A Lady of His Own (Bastion Club 3) - Page 4

“But from when?”

“I was recruited as soon as I joined the Guards.”

“You were only twenty!” She sounded, and was, aghast.

“I was also half-French, looked completely French, spoke like a southern native—I could so easily pass for French.” He met her gaze. “And I was ripe for any madness.”

He would never tell her that part of that wildness had been because of her.

“But…” She was trying to work it out.

He sighed. “Back then, it was easy to slip into France. Within a few months I was established, just another French businessman in Toulouse.”

She viewed him critically. “You look—and act—too aristocratic. Your arrogance would always mark you.”

He smiled, all teeth. “I gave it out that I was a bastard of a by-then-extinct family on whose grave I would happily dance.”

She studied him, then nodded. “All right. And then you did what?”

“I wormed my way into the good graces of every military and civilian dignitary there, gathering whatever information I could.”

Exactly how he’d done that was one question he wasn’t prepared to answer, but she didn’t ask.

“So you sent the information back, but you stayed there—all that time?”

“Yes.”

She rose to fetch the tea, returning to the table to pour; he watched, soothed in some odd way by the simple domestic act. So distracted was she that when she came close to fill his cup, she didn’t seem to notice. As she leaned forward, his eyes traced the curve of her hip, plainly visible courtesy of her breeches. His palm tingled, but he ruthlessly kept both hands still until she straightened and moved away.

He nodded his thanks, picked up the cup, cradled it between his hands. He sipped, then went on, “Once it became clear how successfully I could penetrate the highest civil and military ranks, there was more at stake. Leaving became too risky. The French had to believe I was always there, always accounted for—not the slightest question over what I was doing at any time.”

Leaving the pot on the sink, she returned to her chair. “So that’s why you didn’t come back for James’s funeral.”

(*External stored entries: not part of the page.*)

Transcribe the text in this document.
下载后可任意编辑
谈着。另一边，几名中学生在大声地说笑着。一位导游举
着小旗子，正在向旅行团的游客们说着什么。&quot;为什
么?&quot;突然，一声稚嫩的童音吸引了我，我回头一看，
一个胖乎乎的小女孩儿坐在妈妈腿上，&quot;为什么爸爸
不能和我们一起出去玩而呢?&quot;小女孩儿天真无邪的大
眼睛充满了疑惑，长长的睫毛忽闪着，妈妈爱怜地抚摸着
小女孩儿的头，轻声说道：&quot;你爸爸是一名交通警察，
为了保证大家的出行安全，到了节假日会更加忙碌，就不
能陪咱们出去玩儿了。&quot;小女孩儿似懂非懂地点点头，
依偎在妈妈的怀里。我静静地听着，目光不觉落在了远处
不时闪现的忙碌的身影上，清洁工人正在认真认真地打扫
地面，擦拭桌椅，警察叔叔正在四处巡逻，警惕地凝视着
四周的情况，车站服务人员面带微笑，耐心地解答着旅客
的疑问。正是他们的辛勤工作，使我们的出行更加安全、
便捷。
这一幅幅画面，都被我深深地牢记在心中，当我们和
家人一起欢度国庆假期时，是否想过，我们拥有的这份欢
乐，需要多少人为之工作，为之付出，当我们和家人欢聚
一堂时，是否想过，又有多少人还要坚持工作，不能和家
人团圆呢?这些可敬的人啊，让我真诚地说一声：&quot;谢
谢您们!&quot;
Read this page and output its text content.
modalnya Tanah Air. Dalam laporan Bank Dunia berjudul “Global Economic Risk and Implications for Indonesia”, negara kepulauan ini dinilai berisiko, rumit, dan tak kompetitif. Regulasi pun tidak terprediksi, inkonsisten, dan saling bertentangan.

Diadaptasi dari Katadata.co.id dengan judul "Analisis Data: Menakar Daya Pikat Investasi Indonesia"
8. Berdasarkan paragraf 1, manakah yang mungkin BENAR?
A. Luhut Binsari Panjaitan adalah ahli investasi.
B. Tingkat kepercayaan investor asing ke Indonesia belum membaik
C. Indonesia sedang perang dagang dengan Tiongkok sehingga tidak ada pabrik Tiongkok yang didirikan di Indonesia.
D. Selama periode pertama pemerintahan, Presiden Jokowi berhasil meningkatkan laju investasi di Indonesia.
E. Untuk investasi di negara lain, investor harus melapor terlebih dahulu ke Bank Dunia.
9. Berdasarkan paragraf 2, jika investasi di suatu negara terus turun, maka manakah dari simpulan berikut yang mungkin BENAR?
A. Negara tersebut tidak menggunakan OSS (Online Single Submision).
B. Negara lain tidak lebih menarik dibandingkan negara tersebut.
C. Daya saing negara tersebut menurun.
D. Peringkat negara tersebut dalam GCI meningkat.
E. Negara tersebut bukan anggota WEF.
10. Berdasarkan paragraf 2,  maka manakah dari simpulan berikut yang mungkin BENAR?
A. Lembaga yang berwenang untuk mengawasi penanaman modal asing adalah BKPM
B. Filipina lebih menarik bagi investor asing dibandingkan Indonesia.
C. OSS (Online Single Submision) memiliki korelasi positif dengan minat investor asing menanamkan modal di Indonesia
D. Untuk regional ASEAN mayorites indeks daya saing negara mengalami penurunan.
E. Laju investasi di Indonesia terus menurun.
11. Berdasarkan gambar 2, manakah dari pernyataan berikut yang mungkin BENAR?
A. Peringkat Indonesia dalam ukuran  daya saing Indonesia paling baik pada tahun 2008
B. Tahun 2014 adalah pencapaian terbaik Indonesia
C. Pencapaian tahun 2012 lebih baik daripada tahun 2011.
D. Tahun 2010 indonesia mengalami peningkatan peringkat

“I managed to get out for Papa’s and Frederick’s, but when James was lost, Wellington’s forces were closing on Toulouse. It was more vital than ever that I stay in place.” Frederick, his eldest brother, had broken his neck on the hunting field; James, the second eldest, had succeeded Frederick, only to drown in a freak boating accident. He, Charles, was the third son of the sixth earl, yet here he now was,

proclaimed and established as the ninth earl. One of the vicissitudes of fortune that had overtaken him.

She nodded, her gaze far away; lifting her cup, she sipped.

Eventually, she refocused on him. “Where were you at Waterloo?”

He hesitated, but he wanted the truth—all of the truth—from her. “Behind French lines. I led a few others, half-French like me, to join a detachment from Toulouse. They were guarding artillery on a hill overlooking the field.”

“You stopped the cannons?”

“That’s why we were there.”

Her gaze remained steady on his face. “To reduce the slaughter of our troops.”

By slaughtering others. He left the words unsaid.

“But after Waterloo, you sold out.”

“There was no further need of us—agents like me. And I had other duties waiting.”

Her lips curved. “Duties you and everyone else had never imagined you’d have to take up.”

Indeed. The mantle of the earldom had fallen to him, the wildest, outwardly least suited, least trained to the challenge of his father’s three sons.